Inaccurate MDS Coding of Wander/Elopement Alarm Use
Summary
The deficiency involves the facility’s failure to ensure that a resident’s Minimum Data Set (MDS) assessment accurately reflected the resident’s actual status regarding the use of a wander/elopement alarm. The RAI User’s Manual requires that staff review the medical record and code alarms in Section P based on their use during the 7‑day look‑back period, with specific codes for not used, used less than daily, or used daily. The facility’s own policy on MDS/RAI and care planning states that MDS assessments must comply with federal and state requirements and incorporate physician orders, medication and treatment records, practitioner notes, and therapy plans. Despite these requirements, the MDS dated 3/5/26 for one resident with multiple sclerosis, dementia, and a cognitive communication deficit coded the wander/elopement alarm as “0 – not used,” indicating the device was not used during the look‑back period. Clinical documentation and orders showed that this coding was inaccurate. Physician orders dated 5/16/25 directed staff to check the function of the wander guard daily on the night shift, and a subsequent order dated 7/9/25 required the wander guard to be in place at all times, with placement and function checked and documented every shift.

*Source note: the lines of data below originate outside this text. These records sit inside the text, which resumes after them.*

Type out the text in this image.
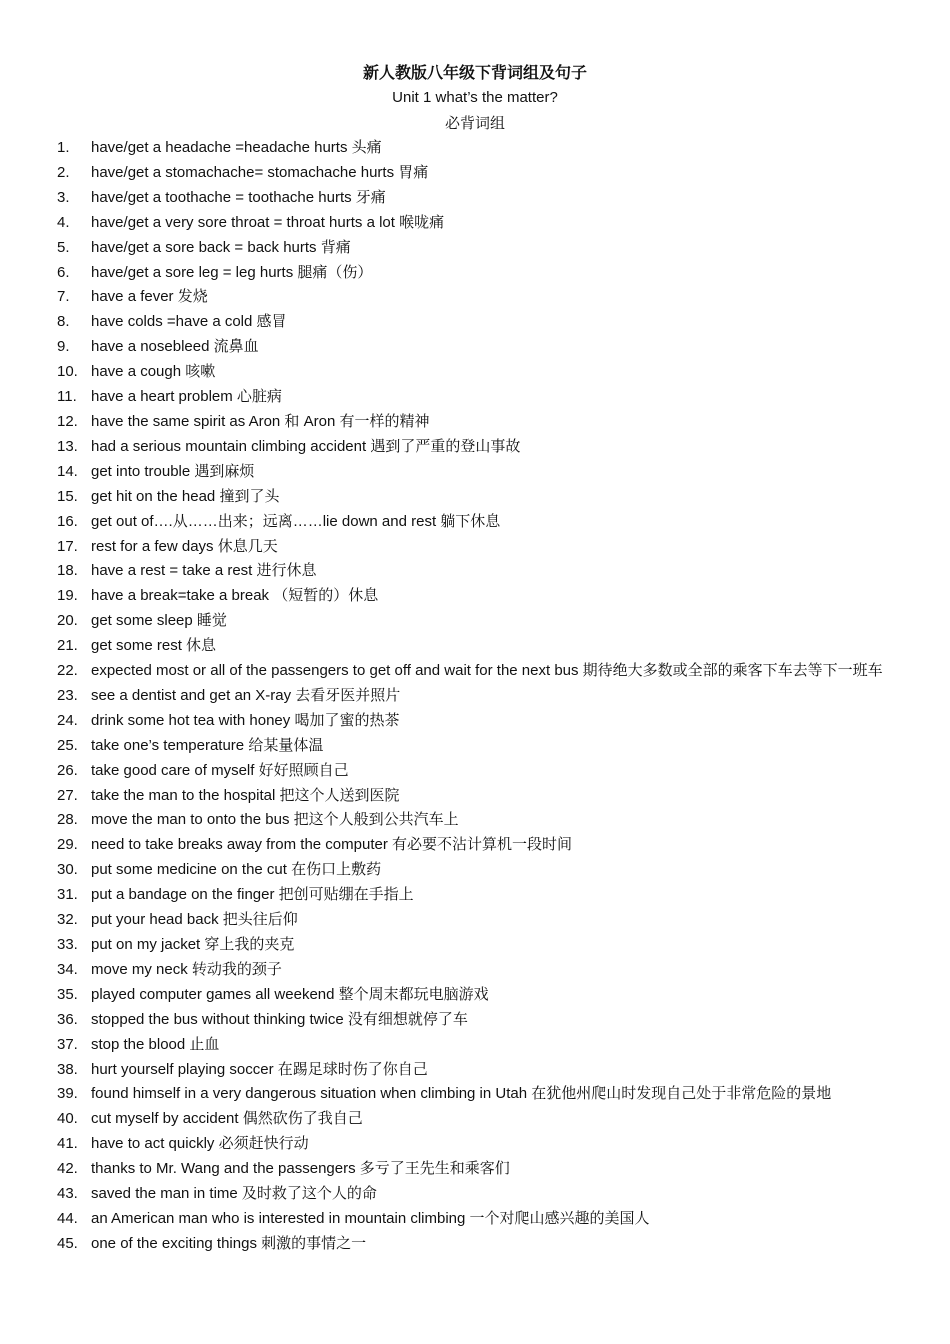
新人教版八年级下背词组及句子
Unit 1 what’s the matter?
必背词组
1. have/get a headache =headache hurts 头痛
2. have/get a stomachache= stomachache hurts 胃痛
3. have/get a toothache = toothache hurts 牙痛
4. have/get a very sore throat = throat hurts a lot 喉咙痛
5. have/get a sore back = back hurts 背痛
6. have/get a sore leg = leg hurts 腿痛（伤）
7. have a fever 发烧
8. have colds =have a cold 感冒
9. have a nosebleed 流鼻血
10. have a cough 咳嗽
11. have a heart problem 心脏病
12. have the same spirit as Aron 和 Aron 有一样的精神
13. had a serious mountain climbing accident 遇到了严重的登山事故
14. get into trouble 遇到麻烦
15. get hit on the head 撞到了头
16. get out of….从……出来；远离……lie down and rest 躺下休息
17. rest for a few days 休息几天
18. have a rest = take a rest 进行休息
19. have a break=take a break （短暂的）休息
20. get some sleep 睡觉
21. get some rest 休息
22. expected most or all of the passengers to get off and wait for the next bus 期待绝大多数或全部的乘客下车去等下一班车
23. see a dentist and get an X-ray 去看牙医并照片
24. drink some hot tea with honey 喝加了蜜的热茶
25. take one’s temperature 给某量体温
26. take good care of myself 好好照顾自己
27. take the man to the hospital 把这个人送到医院
28. move the man to onto the bus 把这个人般到公共汽车上
29. need to take breaks away from the computer 有必要不沾计算机一段时间
30. put some medicine on the cut 在伤口上敷药
31. put a bandage on the finger 把创可贴绷在手指上
32. put your head back 把头往后仰
33. put on my jacket 穿上我的夹克
34. move my neck 转动我的颈子
35. played computer games all weekend 整个周末都玩电脑游戏
36. stopped the bus without thinking twice 没有细想就停了车
37. stop the blood 止血
38. hurt yourself playing soccer 在踢足球时伤了你自己
39. found himself in a very dangerous situation when climbing in Utah 在犹他州爬山时发现自己处于非常危险的景地
40. cut myself by accident 偶然砍伤了我自己
41. have to act quickly 必须赶快行动
42. thanks to Mr. Wang and the passengers 多亏了王先生和乘客们
43. saved the man in time 及时救了这个人的命
44. an American man who is interested in mountain climbing 一个对爬山感兴趣的美国人
45. one of the exciting things 刺激的事情之一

The medication administration record from 2/19/26 through 3/18/26 documented daily use of the wander/elopement alarm, and the resident’s care plan, initiated 12/4/25, included an intervention for a wander guard at all times with function and placement checks every shift due to potential for elopement. During an interview, the RN Assessment Coordinator confirmed that the facility failed to ensure the MDS accurately reflected the resident’s status, resulting in an inaccurate assessment for this resident under 28 Pa. Code 211.12(c)(d)(5) Nursing services.